A maintenance worker identifies a joint in need of repair during a maintenance shutdown of the Upper Canal in 1964. If not repaired, the flow of water under the canal would eventually cause that part of the canal's wall to collapse.
Since its completion in 1888, the Upper Canal has required continuous maintenance. In 1964 the canal close to the inlet with Prospect Reservoir was repaired using plaster and sand cement mortar.
The wide open, grassy grounds of Prospect Reservoir made it a popular family destination in the 1960s.
Prospect Reservoir was a popular picnic destination for Sydneysiders in the 1960s. Facilities provided included picnic tables, barbecues with wood supplied and water from hot water urns.
The Lower Valve House at Prospect Reservoir and the Lower Canal in 1970. This photos shows the Lower Valve house painted. The paint has since been removed. The Lower Canal was later decommissioned after an underground pipeline was built in the 1990s.
Maintaining the walls of the Upper Canal has always been an essential but labour intensive activity. Here a worker in 1962 removes weeds from the canal wall with a handmade tool. Today, sections of the canal are emptied of water so that power tools can be used for maintenance.
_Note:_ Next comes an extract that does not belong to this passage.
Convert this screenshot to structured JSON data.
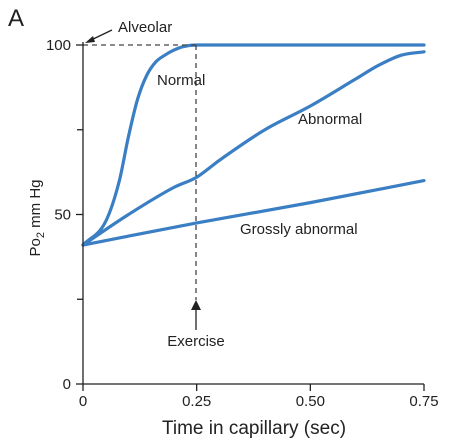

For nearly a century, the Upper Canal was maintained by men who lived in isolated cottages along the canal. Even in the 1960s maintenance was still labour intensive, with staff controlling grass beside the canal using lawn mowers. Today, tractor mowers make the job quick and easy.
Workers building the Upper Canal aqueduct over the southern railway line. The temporary pipework of Hudsons' Emergency Scheme can be seen in the background to the left of the picture.
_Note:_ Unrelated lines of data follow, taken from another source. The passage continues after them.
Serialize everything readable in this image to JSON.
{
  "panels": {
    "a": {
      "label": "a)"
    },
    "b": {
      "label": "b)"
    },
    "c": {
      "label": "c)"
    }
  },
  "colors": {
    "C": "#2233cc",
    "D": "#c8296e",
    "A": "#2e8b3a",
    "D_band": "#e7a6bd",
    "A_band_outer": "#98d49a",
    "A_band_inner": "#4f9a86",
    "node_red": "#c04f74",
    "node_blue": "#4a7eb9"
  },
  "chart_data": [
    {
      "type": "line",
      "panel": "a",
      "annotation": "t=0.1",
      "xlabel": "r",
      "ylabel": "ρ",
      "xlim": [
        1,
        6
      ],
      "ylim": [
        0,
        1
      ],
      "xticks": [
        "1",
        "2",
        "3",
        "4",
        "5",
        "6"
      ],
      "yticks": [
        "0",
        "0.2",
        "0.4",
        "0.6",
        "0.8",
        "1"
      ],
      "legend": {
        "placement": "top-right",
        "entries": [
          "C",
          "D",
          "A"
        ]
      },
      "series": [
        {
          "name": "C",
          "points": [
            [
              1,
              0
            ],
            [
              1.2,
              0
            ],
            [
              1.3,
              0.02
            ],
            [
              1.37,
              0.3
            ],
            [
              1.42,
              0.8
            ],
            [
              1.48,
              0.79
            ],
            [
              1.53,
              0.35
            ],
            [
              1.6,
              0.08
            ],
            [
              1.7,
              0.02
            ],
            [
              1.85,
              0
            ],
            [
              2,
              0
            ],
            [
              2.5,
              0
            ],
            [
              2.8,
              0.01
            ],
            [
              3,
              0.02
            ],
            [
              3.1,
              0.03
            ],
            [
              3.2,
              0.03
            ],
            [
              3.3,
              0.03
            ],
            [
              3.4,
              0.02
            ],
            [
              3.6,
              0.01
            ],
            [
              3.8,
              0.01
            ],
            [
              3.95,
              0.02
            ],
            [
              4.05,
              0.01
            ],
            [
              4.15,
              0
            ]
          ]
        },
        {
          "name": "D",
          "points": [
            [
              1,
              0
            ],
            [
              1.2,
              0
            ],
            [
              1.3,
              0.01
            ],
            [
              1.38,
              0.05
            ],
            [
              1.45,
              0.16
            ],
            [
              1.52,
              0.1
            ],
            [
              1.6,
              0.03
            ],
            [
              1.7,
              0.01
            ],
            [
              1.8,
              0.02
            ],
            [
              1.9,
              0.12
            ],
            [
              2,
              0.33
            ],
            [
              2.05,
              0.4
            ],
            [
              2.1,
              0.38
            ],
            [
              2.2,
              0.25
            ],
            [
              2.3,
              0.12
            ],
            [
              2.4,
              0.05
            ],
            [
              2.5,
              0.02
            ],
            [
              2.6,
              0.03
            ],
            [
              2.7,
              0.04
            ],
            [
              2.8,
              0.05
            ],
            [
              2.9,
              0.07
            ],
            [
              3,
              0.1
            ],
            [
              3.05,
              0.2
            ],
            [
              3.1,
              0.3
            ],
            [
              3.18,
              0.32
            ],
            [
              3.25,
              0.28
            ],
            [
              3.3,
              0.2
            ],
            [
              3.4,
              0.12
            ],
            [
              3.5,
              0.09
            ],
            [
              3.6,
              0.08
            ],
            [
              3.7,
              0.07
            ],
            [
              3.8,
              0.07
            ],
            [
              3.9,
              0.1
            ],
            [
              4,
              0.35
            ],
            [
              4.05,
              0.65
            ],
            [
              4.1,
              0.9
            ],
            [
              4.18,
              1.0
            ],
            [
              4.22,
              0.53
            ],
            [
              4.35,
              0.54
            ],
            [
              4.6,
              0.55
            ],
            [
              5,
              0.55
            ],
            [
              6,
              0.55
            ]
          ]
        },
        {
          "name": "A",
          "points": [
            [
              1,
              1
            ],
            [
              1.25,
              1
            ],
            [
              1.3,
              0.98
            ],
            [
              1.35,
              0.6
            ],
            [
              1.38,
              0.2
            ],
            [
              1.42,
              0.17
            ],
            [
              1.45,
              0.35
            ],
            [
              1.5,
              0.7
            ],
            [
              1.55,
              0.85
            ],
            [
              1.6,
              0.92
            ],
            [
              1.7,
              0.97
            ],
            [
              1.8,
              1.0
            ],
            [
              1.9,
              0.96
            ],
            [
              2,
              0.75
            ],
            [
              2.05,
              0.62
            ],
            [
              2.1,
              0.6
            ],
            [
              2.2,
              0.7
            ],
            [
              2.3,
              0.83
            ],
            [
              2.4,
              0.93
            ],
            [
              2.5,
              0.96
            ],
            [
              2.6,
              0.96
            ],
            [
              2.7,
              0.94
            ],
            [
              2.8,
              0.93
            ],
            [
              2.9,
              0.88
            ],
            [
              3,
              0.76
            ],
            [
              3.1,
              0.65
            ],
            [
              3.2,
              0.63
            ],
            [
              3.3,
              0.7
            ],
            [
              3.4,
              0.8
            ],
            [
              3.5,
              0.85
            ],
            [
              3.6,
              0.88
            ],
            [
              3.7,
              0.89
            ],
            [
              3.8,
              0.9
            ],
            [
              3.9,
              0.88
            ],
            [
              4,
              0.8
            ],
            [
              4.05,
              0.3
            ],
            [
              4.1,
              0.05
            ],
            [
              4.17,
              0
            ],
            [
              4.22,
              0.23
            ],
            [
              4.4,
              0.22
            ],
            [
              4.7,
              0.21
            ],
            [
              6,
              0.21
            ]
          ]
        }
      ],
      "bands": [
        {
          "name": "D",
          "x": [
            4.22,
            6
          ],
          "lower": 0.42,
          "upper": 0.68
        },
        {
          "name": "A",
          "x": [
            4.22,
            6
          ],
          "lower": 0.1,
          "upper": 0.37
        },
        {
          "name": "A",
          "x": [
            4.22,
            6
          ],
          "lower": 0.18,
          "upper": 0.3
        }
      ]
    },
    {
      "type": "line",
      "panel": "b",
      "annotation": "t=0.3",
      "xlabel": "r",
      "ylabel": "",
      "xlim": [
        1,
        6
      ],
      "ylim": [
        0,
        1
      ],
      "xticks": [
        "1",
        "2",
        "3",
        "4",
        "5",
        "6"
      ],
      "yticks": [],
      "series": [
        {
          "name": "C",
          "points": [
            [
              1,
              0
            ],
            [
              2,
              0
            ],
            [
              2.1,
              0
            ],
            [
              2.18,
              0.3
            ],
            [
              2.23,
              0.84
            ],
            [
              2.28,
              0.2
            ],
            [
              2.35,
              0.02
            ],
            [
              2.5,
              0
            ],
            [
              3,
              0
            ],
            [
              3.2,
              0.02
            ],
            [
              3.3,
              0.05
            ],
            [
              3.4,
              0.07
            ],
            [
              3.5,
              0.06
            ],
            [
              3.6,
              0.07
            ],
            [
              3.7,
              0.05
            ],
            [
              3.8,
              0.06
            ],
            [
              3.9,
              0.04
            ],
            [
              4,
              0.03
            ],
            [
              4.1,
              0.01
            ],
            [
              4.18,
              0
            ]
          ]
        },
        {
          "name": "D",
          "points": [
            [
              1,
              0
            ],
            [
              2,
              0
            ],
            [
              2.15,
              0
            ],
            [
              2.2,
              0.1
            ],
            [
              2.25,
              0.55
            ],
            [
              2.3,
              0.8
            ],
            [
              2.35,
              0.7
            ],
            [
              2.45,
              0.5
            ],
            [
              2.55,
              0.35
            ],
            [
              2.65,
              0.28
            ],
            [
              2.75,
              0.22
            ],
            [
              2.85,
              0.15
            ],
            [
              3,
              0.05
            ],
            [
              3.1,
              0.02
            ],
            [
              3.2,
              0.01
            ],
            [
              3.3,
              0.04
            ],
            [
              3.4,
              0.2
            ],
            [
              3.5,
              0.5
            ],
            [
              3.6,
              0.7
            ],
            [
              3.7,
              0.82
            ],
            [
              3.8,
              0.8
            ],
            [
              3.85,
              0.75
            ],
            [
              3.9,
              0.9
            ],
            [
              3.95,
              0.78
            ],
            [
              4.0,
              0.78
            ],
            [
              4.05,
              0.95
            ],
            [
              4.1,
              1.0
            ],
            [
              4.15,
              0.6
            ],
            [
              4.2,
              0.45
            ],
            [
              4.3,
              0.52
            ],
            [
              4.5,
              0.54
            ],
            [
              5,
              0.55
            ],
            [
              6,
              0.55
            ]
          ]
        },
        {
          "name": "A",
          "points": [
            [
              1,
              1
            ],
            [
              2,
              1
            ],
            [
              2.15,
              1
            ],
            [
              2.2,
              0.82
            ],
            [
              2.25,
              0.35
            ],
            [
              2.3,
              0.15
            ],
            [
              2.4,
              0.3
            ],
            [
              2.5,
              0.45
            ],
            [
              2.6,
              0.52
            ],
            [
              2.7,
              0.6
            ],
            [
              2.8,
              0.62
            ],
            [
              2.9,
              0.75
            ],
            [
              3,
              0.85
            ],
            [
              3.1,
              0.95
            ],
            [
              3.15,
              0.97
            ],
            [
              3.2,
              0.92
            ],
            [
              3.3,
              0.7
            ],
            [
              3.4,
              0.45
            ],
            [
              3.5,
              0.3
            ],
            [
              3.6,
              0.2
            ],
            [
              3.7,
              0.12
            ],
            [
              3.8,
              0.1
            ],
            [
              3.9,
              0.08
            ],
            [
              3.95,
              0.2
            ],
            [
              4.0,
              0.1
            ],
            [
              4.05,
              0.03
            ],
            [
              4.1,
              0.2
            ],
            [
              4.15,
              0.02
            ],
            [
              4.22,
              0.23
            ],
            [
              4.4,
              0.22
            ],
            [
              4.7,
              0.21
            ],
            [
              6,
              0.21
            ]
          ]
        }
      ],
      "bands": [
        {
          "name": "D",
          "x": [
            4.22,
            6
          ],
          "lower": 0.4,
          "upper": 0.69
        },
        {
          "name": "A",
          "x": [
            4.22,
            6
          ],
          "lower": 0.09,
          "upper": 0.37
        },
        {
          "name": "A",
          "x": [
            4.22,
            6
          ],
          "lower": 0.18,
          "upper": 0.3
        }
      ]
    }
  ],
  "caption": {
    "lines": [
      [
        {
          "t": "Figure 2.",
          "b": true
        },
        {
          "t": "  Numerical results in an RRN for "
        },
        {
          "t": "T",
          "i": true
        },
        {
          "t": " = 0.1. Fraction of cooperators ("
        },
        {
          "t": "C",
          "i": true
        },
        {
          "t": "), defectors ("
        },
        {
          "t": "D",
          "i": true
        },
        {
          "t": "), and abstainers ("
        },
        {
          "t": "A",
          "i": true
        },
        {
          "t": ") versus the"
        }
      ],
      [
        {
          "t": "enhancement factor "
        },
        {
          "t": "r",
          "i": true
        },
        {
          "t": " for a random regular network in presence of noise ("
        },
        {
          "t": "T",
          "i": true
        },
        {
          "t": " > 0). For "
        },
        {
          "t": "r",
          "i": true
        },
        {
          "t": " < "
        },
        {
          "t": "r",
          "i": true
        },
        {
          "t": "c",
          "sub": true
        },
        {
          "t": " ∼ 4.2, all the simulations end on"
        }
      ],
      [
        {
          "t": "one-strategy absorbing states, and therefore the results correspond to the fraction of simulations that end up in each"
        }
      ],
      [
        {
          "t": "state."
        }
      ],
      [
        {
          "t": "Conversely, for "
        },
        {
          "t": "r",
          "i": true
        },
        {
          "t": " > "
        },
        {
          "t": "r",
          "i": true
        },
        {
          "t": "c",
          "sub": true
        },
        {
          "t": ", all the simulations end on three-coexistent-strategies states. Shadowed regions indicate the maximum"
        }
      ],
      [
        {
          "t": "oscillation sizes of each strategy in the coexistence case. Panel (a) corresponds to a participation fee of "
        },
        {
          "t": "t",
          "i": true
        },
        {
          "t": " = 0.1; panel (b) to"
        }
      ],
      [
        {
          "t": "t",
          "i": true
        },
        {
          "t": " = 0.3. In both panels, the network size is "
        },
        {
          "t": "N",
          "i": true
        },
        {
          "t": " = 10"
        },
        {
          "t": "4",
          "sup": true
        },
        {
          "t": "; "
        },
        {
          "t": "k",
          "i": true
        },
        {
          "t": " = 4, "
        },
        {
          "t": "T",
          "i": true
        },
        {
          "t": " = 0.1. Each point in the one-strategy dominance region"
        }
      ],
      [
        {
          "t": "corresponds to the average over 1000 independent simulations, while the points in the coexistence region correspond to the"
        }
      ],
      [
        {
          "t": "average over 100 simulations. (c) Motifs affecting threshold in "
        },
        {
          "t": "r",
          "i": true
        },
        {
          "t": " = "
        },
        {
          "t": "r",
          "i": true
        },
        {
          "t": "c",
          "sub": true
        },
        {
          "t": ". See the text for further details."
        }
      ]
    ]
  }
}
Aqueducts allow the Upper Canal to cross creeks and gullies. These were inverted iron syphons resting on sandstone piers. The 64-kilometre length of the Upper Canal includes 1 kilometre of aqueducts together with 19 kilometres of tunnels and 44 kilometres of open canal.
Built between 1869 and 1888, the Upper Nepean Scheme was a marvellous feat of engineering for its time. Many of the original iron pipes on the Upper Canal remain in use, some lined with plastic sleeves to protect the pipes and keep them waterproof.
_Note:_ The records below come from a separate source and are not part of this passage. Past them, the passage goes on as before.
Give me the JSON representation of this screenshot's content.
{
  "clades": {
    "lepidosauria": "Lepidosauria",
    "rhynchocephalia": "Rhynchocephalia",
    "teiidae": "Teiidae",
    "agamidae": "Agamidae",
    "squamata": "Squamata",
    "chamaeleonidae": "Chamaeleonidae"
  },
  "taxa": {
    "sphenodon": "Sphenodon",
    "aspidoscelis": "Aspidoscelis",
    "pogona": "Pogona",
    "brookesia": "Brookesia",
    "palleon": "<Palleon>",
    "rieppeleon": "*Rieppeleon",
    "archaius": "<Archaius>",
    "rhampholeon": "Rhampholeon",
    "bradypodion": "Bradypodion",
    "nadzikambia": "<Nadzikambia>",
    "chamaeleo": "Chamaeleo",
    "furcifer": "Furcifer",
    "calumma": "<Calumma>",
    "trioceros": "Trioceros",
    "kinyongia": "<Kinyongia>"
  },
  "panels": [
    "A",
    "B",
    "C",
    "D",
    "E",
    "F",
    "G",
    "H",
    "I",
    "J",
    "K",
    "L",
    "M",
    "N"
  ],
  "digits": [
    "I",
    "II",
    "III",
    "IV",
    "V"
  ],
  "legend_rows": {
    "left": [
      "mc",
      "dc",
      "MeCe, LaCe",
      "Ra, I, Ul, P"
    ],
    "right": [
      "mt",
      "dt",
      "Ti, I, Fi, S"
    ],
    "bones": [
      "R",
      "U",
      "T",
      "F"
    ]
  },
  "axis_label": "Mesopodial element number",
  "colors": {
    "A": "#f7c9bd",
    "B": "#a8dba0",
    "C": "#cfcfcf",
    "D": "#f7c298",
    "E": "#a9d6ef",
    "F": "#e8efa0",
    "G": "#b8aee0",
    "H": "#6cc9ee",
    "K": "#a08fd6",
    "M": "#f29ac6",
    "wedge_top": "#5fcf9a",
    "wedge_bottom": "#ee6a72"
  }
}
A bypass of the Upper Canal at Sugarloaf Drop, thought to be shortly after construction had finished in 1888 as the remnants of the original construction camp can still be seen.
An early panorama of Prospect Reservoir, showing the Upper Valve house located within the reservoir. The reservoir was the centrepiece of the Upper Nepean Scheme, completed in 1888.
Prospect Reservoir showing the dam wall to the right, Lower Valve House and start of the Lower Canal in the centre, and cottages of the maintenance staff in the background. Of these buildings, today only the Lower Valve House remains.
The ingenious Upper Nepean Scheme used weirs to divert water from rivers on the Illawarra Plateau south of Sydney into a 64-kilometre network of tunnels, canals and aqueducts that transported the water by gravity to Prospect Reservoir.
Broughtons Pass in flood in 1911. This is the second weir constructed at Broughtons Pass. The first weir was swept away by a flood in 1898, a decade after the Upper Nepean Scheme was completed in 1888.
The Upper Canal uses no energy other than the earth's gravity to transport water from dams on the Illawarra Plateau south of Sydney to Prospect Reservoir in Sydney's west. The canal drops just 50 metres in elevation over 54 kilometres after the Nepean and Cataract tunnels – just 0.1 percent grade.
A pipe discharges water into a section of the Upper Canal. The year is unknown but it is thought to be an emergency top up because flows were at a reduced level. The pipe is being accessed by some very unsubstantial wood crossings.
The Upper Canal at Sugarloaf Drop, a vertical drop of two and a half metres, after which the open canal continues at the lower level.
A very early photo at Pheasants Nest where the Nepean and Cordeaux rivers meet. As part of the Upper Nepean Scheme, a weir constructed at Pheasants Nest diverted water into a tunnel under the town of Wilton which connects with the Cataract River at Broughtons Pass.
An early photo of the Upper Nepean Scheme at the top of the inlet to the Nepean Tunnel, a 7 kilometre tunnel which diverts water from Pheasants Nest Weir to Broughtons Pass Weir on the Cataract River.